The compounds are particularly promising, Ebright says, because researchers already know that RNA polymerase is a good target for TB drugs. In a TB infection, he explains, there are both quickly-growing, active bacteria and slowly-growing, dormant bacteria. To eliminate the infection, a drug must target both types. However, there are very few cellular processes occurring in the dormant bacteria, so there are few processes to interfere with -the RNA polymerase process is one of those few.
One of the most effective current TB antibiotics, rifamicin, already targets RNA polymerase; however, it targets a different part of the enzyme. That means that TB strains that are already resistant to rifamicin wouldn’t be resistant to the potential new drugs. It also means that the new drugs could be administered together with rifamicin.
“RNA polymerase is one of the best targets for treatment of TB,” says Zhenkun Ma, head of research at the nonprofit Global Alliance for TB Drug Development. “This may finally open a totally new approach, still using that target.”
The potential drugs could also be useful against a range of other bacterial infections, Ebright says, because all bacteria species have the same target hinge area of RNA polymerase.
“[The compounds] have a broad spectrum of activity,” Ebright says, “and they have a special unique importance for TB.”
Steven Hughes, director of the HIV drug resistance program at the National Cancer Institute, says that there’s good reason to be excited about the possible new class of antibiotics.
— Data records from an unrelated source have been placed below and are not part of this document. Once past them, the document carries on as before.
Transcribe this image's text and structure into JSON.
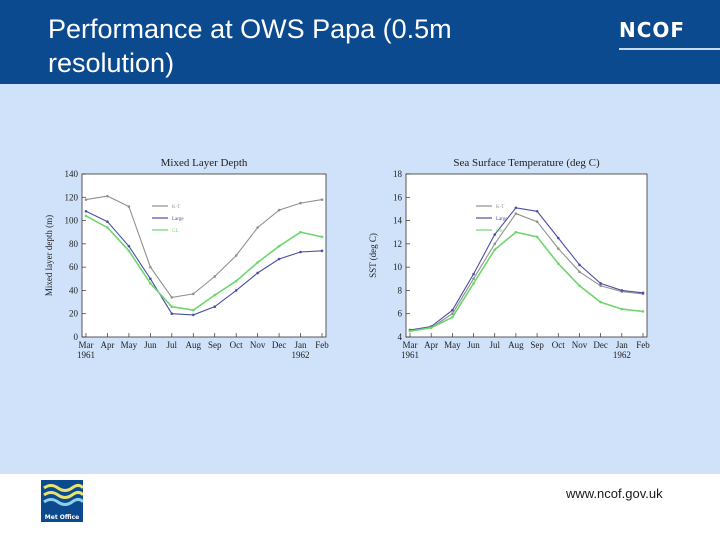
{
  "slide": {
    "title": "Performance at OWS Papa (0.5m resolution)",
    "brand": "NCOF",
    "url": "www.ncof.gov.uk",
    "logo_text": "Met Office",
    "colors": {
      "header": "#0b4a8e",
      "panel": "#cfe2fa"
    }
  },
  "chart_data": [
    {
      "type": "line",
      "title": "Mixed Layer Depth",
      "xlabel": "",
      "ylabel": "Mixed layer depth (m)",
      "ylim": [
        0,
        140
      ],
      "yticks": [
        "0",
        "20",
        "40",
        "60",
        "80",
        "100",
        "120",
        "140"
      ],
      "x_ticks": [
        "Mar",
        "Apr",
        "May",
        "Jun",
        "Jul",
        "Aug",
        "Sep",
        "Oct",
        "Nov",
        "Dec",
        "Jan",
        "Feb"
      ],
      "year_labels": [
        {
          "label": "1961",
          "at": "Mar"
        },
        {
          "label": "1962",
          "at": "Jan"
        }
      ],
      "legend": [
        "K-T",
        "Large",
        "GL"
      ],
      "series": [
        {
          "name": "K-T",
          "color": "#909090",
          "values": [
            118,
            121,
            112,
            60,
            34,
            37,
            52,
            70,
            94,
            109,
            115,
            118
          ]
        },
        {
          "name": "Large",
          "color": "#4a4fa0",
          "values": [
            108,
            99,
            78,
            50,
            20,
            19,
            26,
            40,
            55,
            67,
            73,
            74
          ]
        },
        {
          "name": "GL",
          "color": "#6fd66f",
          "values": [
            104,
            94,
            74,
            46,
            26,
            23,
            36,
            48,
            64,
            78,
            90,
            86
          ]
        }
      ]
    },
    {
      "type": "line",
      "title": "Sea Surface Temperature (deg C)",
      "xlabel": "",
      "ylabel": "SST (deg C)",
      "ylim": [
        4,
        18
      ],
      "yticks": [
        "4",
        "6",
        "8",
        "10",
        "12",
        "14",
        "16",
        "18"
      ],
      "x_ticks": [
        "Mar",
        "Apr",
        "May",
        "Jun",
        "Jul",
        "Aug",
        "Sep",
        "Oct",
        "Nov",
        "Dec",
        "Jan",
        "Feb"
      ],
      "year_labels": [
        {
          "label": "1961",
          "at": "Mar"
        },
        {
          "label": "1962",
          "at": "Jan"
        }
      ],
      "legend": [
        "K-T",
        "Large",
        "Obs"
      ],
      "series": [
        {
          "name": "K-T",
          "color": "#909090",
          "values": [
            4.6,
            4.8,
            6.0,
            9.0,
            12.0,
            14.6,
            13.9,
            11.6,
            9.6,
            8.4,
            7.9,
            7.7
          ]
        },
        {
          "name": "Large",
          "color": "#4a4fa0",
          "values": [
            4.6,
            4.9,
            6.3,
            9.4,
            12.8,
            15.1,
            14.8,
            12.5,
            10.2,
            8.6,
            8.0,
            7.8
          ]
        },
        {
          "name": "Obs",
          "color": "#6fd66f",
          "values": [
            4.5,
            4.8,
            5.7,
            8.6,
            11.5,
            13.0,
            12.6,
            10.3,
            8.4,
            7.0,
            6.4,
            6.2
          ]
        }
      ]
    }
  ]
}
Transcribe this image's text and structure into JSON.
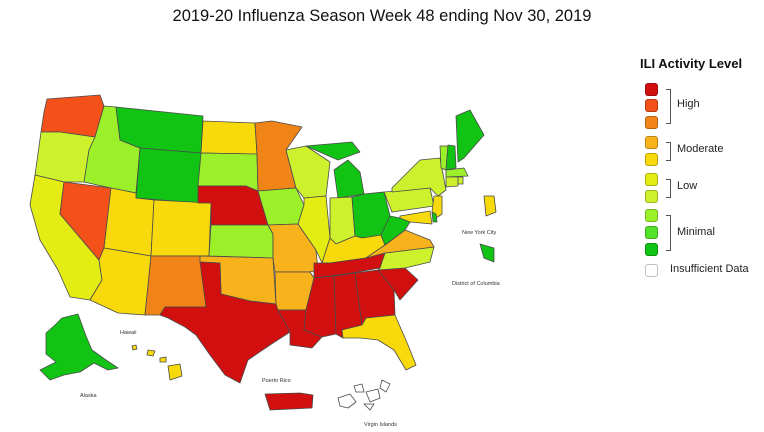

“This is something that comes along on the interval of years, not months or days,” he says. However, he cautions that it’s important to understand that the compounds, while promising, are not yet drugs.
“These are inhibitors, they are the fathers or grandfathers of drugs,” he says. “There will need to be additional work.”
First, for example, researchers will need to develop versions of the compounds that are more potent – that work against bacteria at lower concentrations.
Ebright says that he expects to have drugs ready for clinical trials within the next three to four years.